En el sexto mes, el ángel Gabriel fue enviado por Dios a una ciudad de Galilea llamada Nazarat, a una virgen desposada con un hombre llamado José, de la casa de David; el nombre de la virgen era María.
Él ángel, entrando en su presencia, dijo: «Alégrate, llena de gracia, el Señor está contigo».
Ella se turbó grandemente ante estas palabras y se preguntaba qué saludo era aquel. El ángel le dijo: «No temas, María, porque has encontrado gracia ante Dios. Concebirás en tu vientre y darás a luz un hijo, y le pondrás por nombre Jesús. Será grande, se llamará Hijo del Altísimo, el Señor Dios le dará el trono de David, su padre; reinará sobre la casa de Jacob para siempre, y su reino no tendrá fin».

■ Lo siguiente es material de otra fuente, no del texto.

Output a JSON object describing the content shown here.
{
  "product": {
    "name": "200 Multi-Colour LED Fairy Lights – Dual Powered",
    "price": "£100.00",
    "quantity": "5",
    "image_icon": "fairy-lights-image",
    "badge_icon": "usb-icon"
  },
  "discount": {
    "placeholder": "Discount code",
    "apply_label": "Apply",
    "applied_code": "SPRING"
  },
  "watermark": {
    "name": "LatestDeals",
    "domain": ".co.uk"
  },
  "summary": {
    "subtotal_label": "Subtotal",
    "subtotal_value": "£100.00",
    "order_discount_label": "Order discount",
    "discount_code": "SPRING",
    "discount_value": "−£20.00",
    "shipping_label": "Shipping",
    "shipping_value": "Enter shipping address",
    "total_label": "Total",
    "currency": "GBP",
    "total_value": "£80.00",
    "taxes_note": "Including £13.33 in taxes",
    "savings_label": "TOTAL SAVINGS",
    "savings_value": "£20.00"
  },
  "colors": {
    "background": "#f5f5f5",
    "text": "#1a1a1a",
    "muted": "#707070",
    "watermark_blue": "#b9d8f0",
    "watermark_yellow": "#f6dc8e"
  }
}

Y María dijo al ángel: «¿Cómo será eso, pues no conozco varón?»
El ángel le contestó: «El Espíritu Santo vendrá sobre ti, y la fuerza del Altísimo te cubrirá con su sombra; por eso el Santo que va a nacer será llamado Hijo de Dios. También tu pariente Isabel ha concebido en hijo en su vejez, y ya está de seis meses la que llamaban estéril, “porque para Dios nada hay imposible”».

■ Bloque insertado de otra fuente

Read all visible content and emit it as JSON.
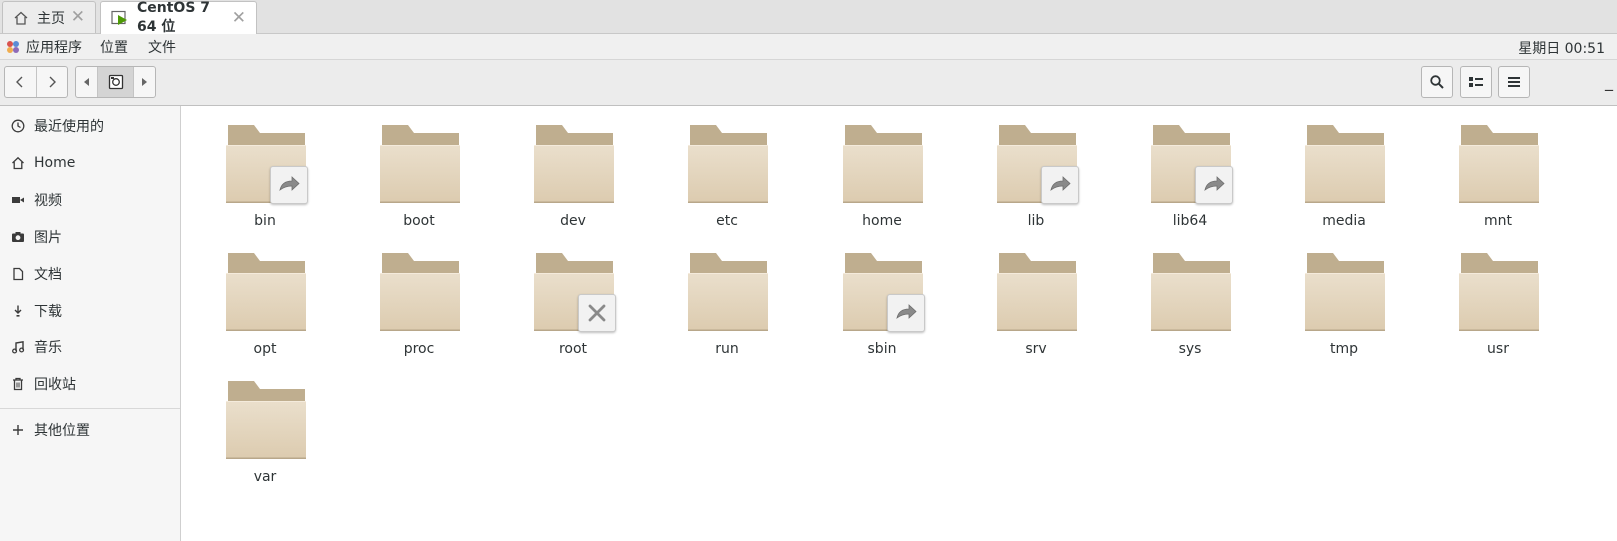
{
  "tabs": [
    {
      "label": "主页",
      "icon": "home-icon",
      "active": false
    },
    {
      "label": "CentOS 7 64 位",
      "icon": "vm-icon",
      "active": true
    }
  ],
  "topbar": {
    "menu_apps": "应用程序",
    "menu_places": "位置",
    "menu_file": "文件",
    "clock": "星期日 00:51"
  },
  "toolbar": {
    "back_icon": "chevron-left-icon",
    "forward_icon": "chevron-right-icon",
    "search_icon": "search-icon",
    "view_icon": "list-view-icon",
    "menu_icon": "hamburger-menu-icon",
    "overflow": "_"
  },
  "sidebar": {
    "items": [
      {
        "label": "最近使用的",
        "icon": "clock-icon"
      },
      {
        "label": "Home",
        "icon": "home-icon"
      },
      {
        "label": "视频",
        "icon": "video-icon"
      },
      {
        "label": "图片",
        "icon": "camera-icon"
      },
      {
        "label": "文档",
        "icon": "document-icon"
      },
      {
        "label": "下载",
        "icon": "download-icon"
      },
      {
        "label": "音乐",
        "icon": "music-icon"
      },
      {
        "label": "回收站",
        "icon": "trash-icon"
      }
    ],
    "other": {
      "label": "其他位置",
      "icon": "plus-icon"
    }
  },
  "files": [
    {
      "name": "bin",
      "emblem": "symlink"
    },
    {
      "name": "boot",
      "emblem": ""
    },
    {
      "name": "dev",
      "emblem": ""
    },
    {
      "name": "etc",
      "emblem": ""
    },
    {
      "name": "home",
      "emblem": ""
    },
    {
      "name": "lib",
      "emblem": "symlink"
    },
    {
      "name": "lib64",
      "emblem": "symlink"
    },
    {
      "name": "media",
      "emblem": ""
    },
    {
      "name": "mnt",
      "emblem": ""
    },
    {
      "name": "opt",
      "emblem": ""
    },
    {
      "name": "proc",
      "emblem": ""
    },
    {
      "name": "root",
      "emblem": "unreadable"
    },
    {
      "name": "run",
      "emblem": ""
    },
    {
      "name": "sbin",
      "emblem": "symlink"
    },
    {
      "name": "srv",
      "emblem": ""
    },
    {
      "name": "sys",
      "emblem": ""
    },
    {
      "name": "tmp",
      "emblem": ""
    },
    {
      "name": "usr",
      "emblem": ""
    },
    {
      "name": "var",
      "emblem": ""
    }
  ],
  "colors": {
    "folder_back": "#bfae8f",
    "folder_front": "#e7d9c3",
    "accent_green": "#4e9a06"
  }
}
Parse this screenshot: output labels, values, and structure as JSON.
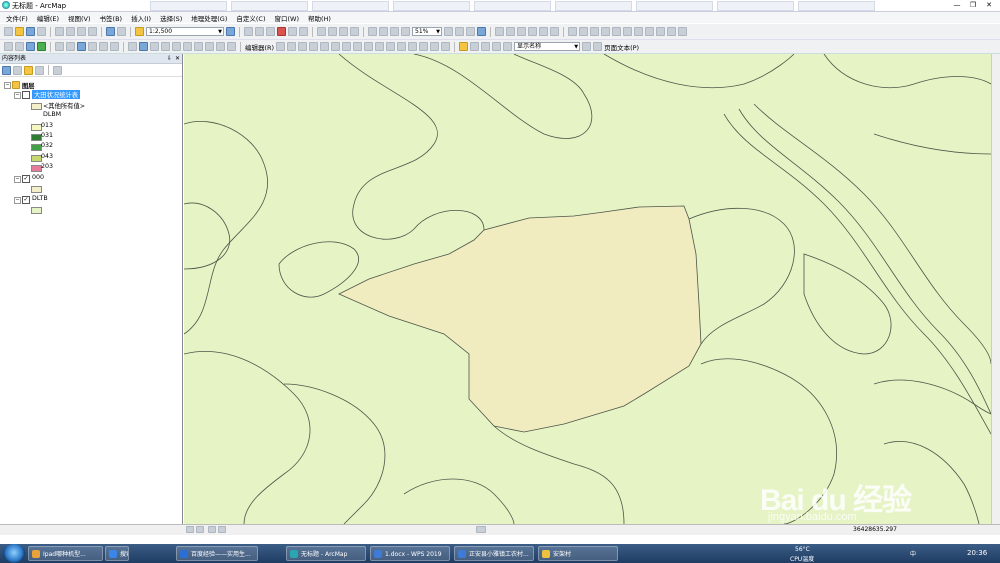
{
  "window": {
    "title": "无标题 - ArcMap"
  },
  "background_tabs": [
    "",
    "",
    "",
    "",
    "",
    "",
    "",
    "",
    ""
  ],
  "menu": [
    "文件(F)",
    "编辑(E)",
    "视图(V)",
    "书签(B)",
    "插入(I)",
    "选择(S)",
    "地理处理(G)",
    "自定义(C)",
    "窗口(W)",
    "帮助(H)"
  ],
  "toolbar": {
    "scale": "1:2,500",
    "zoom": "51%",
    "editor": "编辑器(R)",
    "name_combo": "显示名称",
    "page_text": "页面文本(P)"
  },
  "toc": {
    "title": "内容列表",
    "layers_label": "图层",
    "selected_layer": "大田状况统计表",
    "other_values": "<其他所有值>",
    "field": "DLBM",
    "classes": [
      {
        "label": "013",
        "color": "#f4f7c0"
      },
      {
        "label": "031",
        "color": "#2e7d32"
      },
      {
        "label": "032",
        "color": "#43a047"
      },
      {
        "label": "043",
        "color": "#c5d86d"
      },
      {
        "label": "203",
        "color": "#e57a9a"
      }
    ],
    "layer2": "000",
    "layer3": "DLTB"
  },
  "colors": {
    "map_bg": "#e5f3c5",
    "selected_parcel": "#f0ecc0",
    "lines": "#4d5548"
  },
  "status": {
    "coords": "36428635.297"
  },
  "taskbar": {
    "items": [
      {
        "label": "Ipad哪种机型...",
        "color": "#e8a23a"
      },
      {
        "label": "搜索",
        "color": "#3a86e8"
      },
      {
        "label": "百度经验——实用生...",
        "color": "#2b6fd6"
      },
      {
        "label": "无标题 - ArcMap",
        "color": "#2aa6b0"
      },
      {
        "label": "1.docx - WPS 2019",
        "color": "#3d7bd6"
      },
      {
        "label": "正安县小雅镇工农村...",
        "color": "#3d7bd6"
      },
      {
        "label": "安架村",
        "color": "#f0c040"
      }
    ],
    "temp": "56°C",
    "cpu": "CPU温度",
    "time": "20:36",
    "ime": "中"
  },
  "watermark": {
    "brand": "Bai du 经验",
    "url": "jingyan.baidu.com"
  }
}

María contestó: «He aquí la esclava del Señor; hágase en mí según tu palabra».
Y el ángel se retiró (San Lucas 1, 26-38).
COMENTARIO
Nuestro Señor, es un Dios sumamente respetuoso con el don de la libertad que nos ha concedido desde el mismo momento en que nos creó. Nunca nos quiere violentar, ni obligarnos a nada, aunque todo lo que Él propone siempre va en favor de la felicidad del hombre. No se trata de una felicidad mundana, precaria, perecedera y con un añadido de frustración, sino que hablamos de la que solo Dios puede dar, libre de ataduras y limitaciones, que puede mantenerse en medio de privaciones materiales, perdidad afectivas y grandes dificultades. En medio del sufrimiento de cada día podemos encontrarnos con un Dios que nos da la paz y la alegría de la salvación.

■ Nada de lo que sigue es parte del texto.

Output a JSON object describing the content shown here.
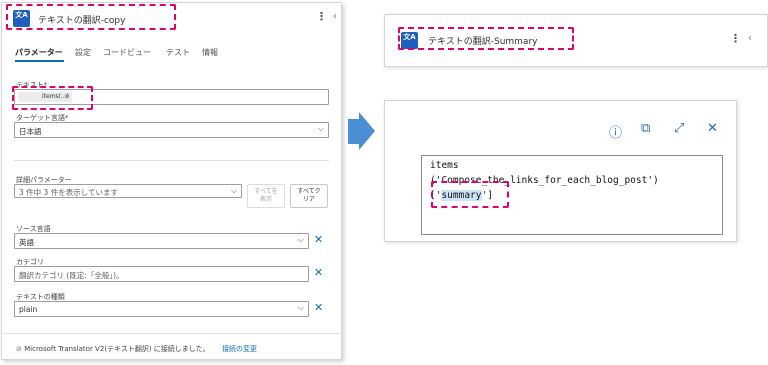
{
  "left_card": {
    "title": "テキストの翻訳-copy",
    "icon_text": "文A",
    "tabs": [
      "パラメーター",
      "設定",
      "コードビュー",
      "テスト",
      "情報"
    ],
    "text_field": {
      "label": "テキスト",
      "token": "items(...)",
      "token_close": "×"
    },
    "target_lang": {
      "label": "ターゲット言語",
      "value": "日本語"
    },
    "advanced": {
      "label": "詳細パラメーター",
      "summary": "3 件中 3 件を表示しています",
      "btn_show_all": "すべてを\n表示",
      "btn_clear_all": "すべてク\nリア"
    },
    "source_lang": {
      "label": "ソース言語",
      "value": "英語"
    },
    "category": {
      "label": "カテゴリ",
      "placeholder": "翻訳カテゴリ (既定:「全般」)。"
    },
    "text_type": {
      "label": "テキストの種類",
      "value": "plain"
    },
    "footer": {
      "connection": "Microsoft Translator V2(テキスト翻訳) に接続しました。",
      "change_link": "接続の変更"
    }
  },
  "right_top_card": {
    "title": "テキストの翻訳-Summary"
  },
  "right_bottom_card": {
    "code_lines": [
      "items",
      "('Compose_the_links_for_each_blog_post')"
    ],
    "code_line3_pre": "['",
    "code_line3_hl": "summary",
    "code_line3_post": "']"
  },
  "colors": {
    "accent": "#0f6cbd",
    "dash": "#e4006f",
    "arrow": "#4a8ed4",
    "icon_bg": "#1f5fbf"
  }
}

Sin embargo, aceptar la voluntad del Señor, decirle sí, se presenta muchas veces como algo contrario a nuestros deseos. La carne y la razón humana se muestran reacias a aceptar lo que Dios propone. La naturaleza humana rechaza instintivamente renuncias y sacrificios. El hombre puede juzgar como no razonable la misión encomendada por el Señor y el demonio, astuto, mentiroso y conocedor de nuestros puntos débiles, nos susurra otras vías más atractivas y justas para nuestro «yo».
La verdad que debemos descubrir es que todo llamamiento del Señor en nuestra vida es motivo de alegría, porque es señal inequívoca de que está a nuestro lado. El Ángel se presenta a la Virgen María, en el evangelio de hoy, invitándola a la alegría. María se mostraba inquieta y perpleja ante la presencia del Ángel, al igual que nosotros podemos sentir miedo y angustia, algunas veces, cuando se manifiesta la voluntad de Dios. Es el momento en que la oración nos ayuda a discernir la bondad de Dios en todo momento y que todo es para bien de los que aman al Señor. El miedo al fracaso, al ridículo y a perder prestigio nos puede amordazar o paralizar. El demonio se encarga, en todo momento, de sembrar nuestro corazón de dudas.
La Virgen María expresó al Ángel sus inquietudes en el momento del anuncio. Nosotros también podemos hablar con el Señor y poner a sus pies todo aquello que no entendemos o vemos imposible de cumplir. Si permanecemos a la escucha, con un corazón abierto, Él se encargará de que podamos superar el miedo y hacer de nuestra debilidad fuerza de Dios. El Ángel le dijo a María que nada es imposible para Dios, y eso le bastó para dar el sí, en la seguridad de que no sería defraudada. Su vida entró en la salvación y liberación haciéndose la esclava del Señor. Es la «esclavitud» del novio hacia la novia, por la que está dispuesto a darlo todo, por amor. No es una esclavitud como la entiende el mundo, sino un lazo de amor que te impulsa a abandonarte en el ser querido, a entregarte sin reservas.
El demonio nos intenta convencer de que la libertad verdadera está con él, nos tiende una red de «bienes» atractivos a los sentidos, que producen placeres efímeros que secan el corazón y lo dejan vacío. El Señor, que se «muere» por salvarnos, nos recuerda todos los días que nuestra vida puede ser felizmente plena si dejamos que Jesucristo nazca de nuevo en nuestro corazón.
Todos los días tenemos que elegir uno de los dos caminos, el de Dios o el del mundo. Cuando pasamos de largo del que necesita ser escuchado, porque tenemos mucha prisa o nos resulta muy pesado, hemos elegido. Esa persona a la que no hemos hecho caso es el mismo Jesús que no se cansa de escuchar nuestras insistentes quejas y peticiones.
Cuando ocultamos nuestra poca fe por temor a perder fama o prestigio también hemos elegido, como lo hizo Pedro al negar tres veces a Jesús. Innumerables ocasiones tenemos a lo largo de nuestra vida para dar fe de Dios o negarle. Pero, a pesar de nuestras caídas y traiciones, nunca debemos caer en el desánimo, sino experimentar de recomenzar después de cada tropiezo. No es santo el que no cae sino el que se levanta después de cada caída. Pedro fue santo y Judas no.
Comencemos cada jornada con la ilusión de intentar imitar a la Virgen María, en su amor a la voluntad de Dios, por encima de sufrimientos y de dolores, ella tenía bien claro que poderoso y misericordioso es Dios para resucitar de la muerte y dar un destino de gloria al sufrimiento.